Mary garda le silence. Elle avait sorti du pain de mie et entreprit de faire des sandwichs pour Rebecca et elle. L'homme remarqua que ses gestes étaient rapides et brusques, comme si elle était toujours en colère.
-« Chérie écoute… pour hier soir je suis désolé, j'aurais jamais dû te parler comme ça.
- Je ne suis pas en colère contre toi.
- Alors pourquoi es-tu si énervée ? » demanda-t-il, inquiet.
Elle suspendit ses gestes en soupirant.
-« Max, tu sais que je suis croyante, n'est-ce pas ?
- Oui…, répondit-il, plutôt troublé.
- Tu sais que lorsqu'on est croyant, on croit toujours que Dieu est bon, qu'Il essaye de répondre à nos prières, même si certains de ses enfants ont délaissé sa foi…
- Je pense que oui, mais je ne vois pas où tu veux en venir.
- Je suis énervée parce que j'ai l'impression que tout ce qu'on te raconte sur la bonté de Dieu est romancé… Rien qu'en voyant tout ce que tu as enduré, j'ai l'impression qu'Il ne t'a jamais aidé et qu'Il n'a jamais été à tes côtés. »
Max ne put réprimer un sourire.
-« Mary, tu connais mon avis sur le sujet… même si Dieu avait été à mes côtés, Il n'aurait pas fait grand-chose. Je n'ai pas eu beaucoup de chances, c'est tout ! Mais toutes ces épreuves m'ont forgé en quelque sorte, et maintenant j'ai une belle maison, une fille magnifique et une merveilleuse femme. »

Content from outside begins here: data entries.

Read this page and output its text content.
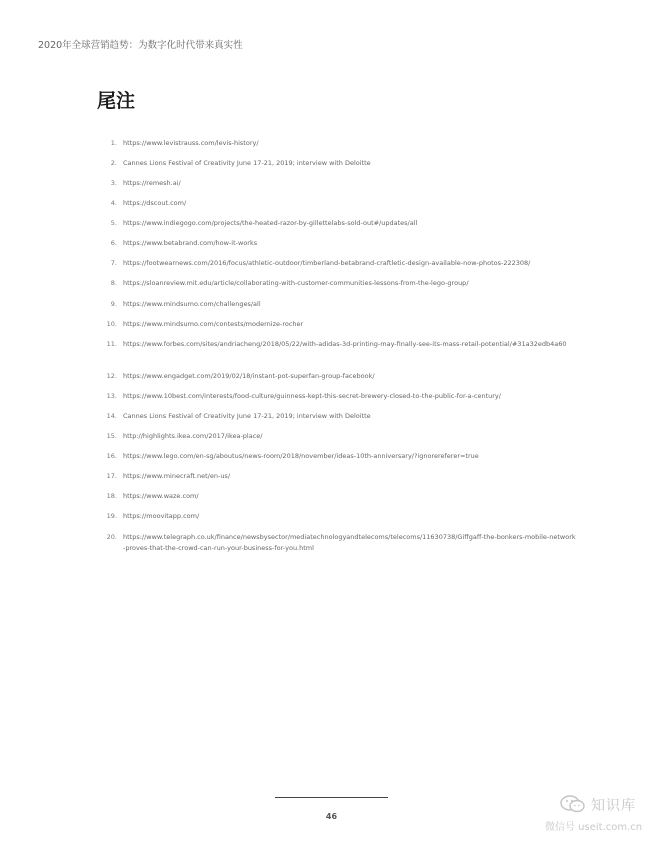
2020年全球营销趋势：为数字化时代带来真实性
尾注
1. https://www.levistrauss.com/levis-history/
2. Cannes Lions Festival of Creativity June 17-21, 2019; interview with Deloitte
3. https://remesh.ai/
4. https://dscout.com/
5. https://www.indiegogo.com/projects/the-heated-razor-by-gillettelabs-sold-out#/updates/all
6. https://www.betabrand.com/how-it-works
7. https://footwearnews.com/2016/focus/athletic-outdoor/timberland-betabrand-craftletic-design-available-now-photos-222308/
8. https://sloanreview.mit.edu/article/collaborating-with-customer-communities-lessons-from-the-lego-group/
9. https://www.mindsumo.com/challenges/all
10. https://www.mindsumo.com/contests/modernize-rocher
11. https://www.forbes.com/sites/andriacheng/2018/05/22/with-adidas-3d-printing-may-finally-see-its-mass-retail-potential/#31a32edb4a60
12. https://www.engadget.com/2019/02/18/instant-pot-superfan-group-facebook/
13. https://www.10best.com/interests/food-culture/guinness-kept-this-secret-brewery-closed-to-the-public-for-a-century/
14. Cannes Lions Festival of Creativity June 17-21, 2019; interview with Deloitte
15. http://highlights.ikea.com/2017/ikea-place/
16. https://www.lego.com/en-sg/aboutus/news-room/2018/november/ideas-10th-anniversary/?ignorereferer=true
17. https://www.minecraft.net/en-us/
18. https://www.waze.com/
19. https://moovitapp.com/
20. https://www.telegraph.co.uk/finance/newsbysector/mediatechnologyandtelecoms/telecoms/11630738/Giffgaff-the-bonkers-mobile-network-proves-that-the-crowd-can-run-your-business-for-you.html
46
知识库
微信号 useit.com.cn
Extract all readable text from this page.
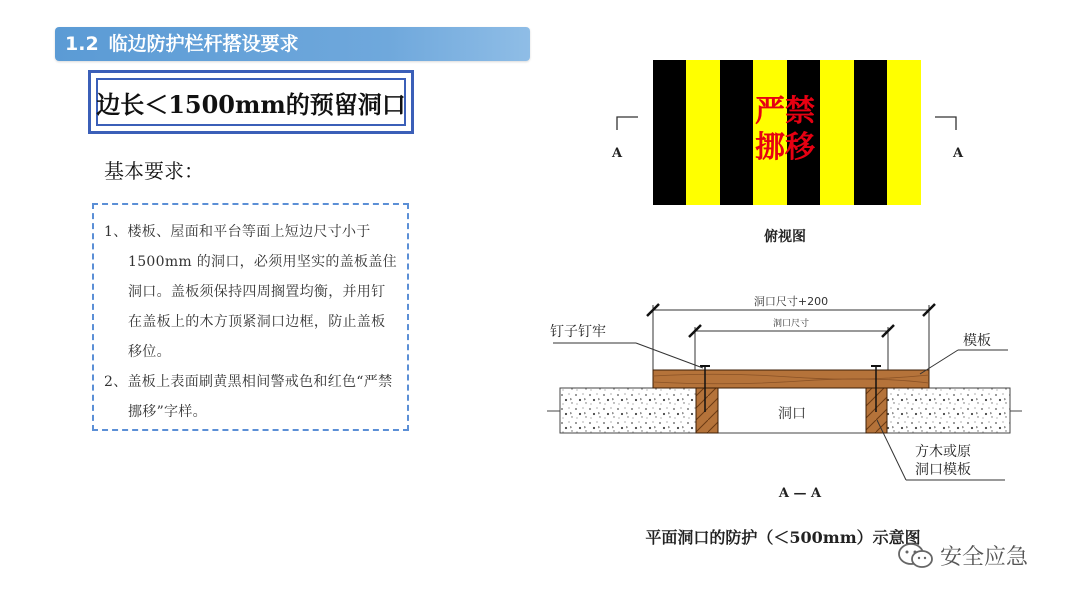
1.2 临边防护栏杆搭设要求
边长＜1500mm的预留洞口
基本要求：
1、楼板、屋面和平台等面上短边尺寸小于 1500mm 的洞口，必须用坚实的盖板盖住洞口。盖板须保持四周搁置均衡，并用钉在盖板上的木方顶紧洞口边框，防止盖板移位。
2、盖板上表面刷黄黑相间警戒色和红色“严禁挪移”字样。
严禁
挪移
A	A
俯视图
洞口尺寸+200
洞口尺寸
洞口
钉子钉牢
模板
方木或原
洞口模板
A — A
平面洞口的防护（＜500mm）示意图
安全应急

Celle ci se tourna vers son mari, lui passa les bras autour du cou et l'embrassa tendrement.
-« C'est moi qui devrais m'excuser pour hier soir… Sans rancune ? dit-elle.
- Sans rancune. »
Avec le cœur léger, elle termina les sandwichs et en fit également à Max. Toute la famille s'installa dans le salon pour les manger.
L'homme se promit que dès qu'il aurait terminé de dîner, il lirait la suite des écrits de son père.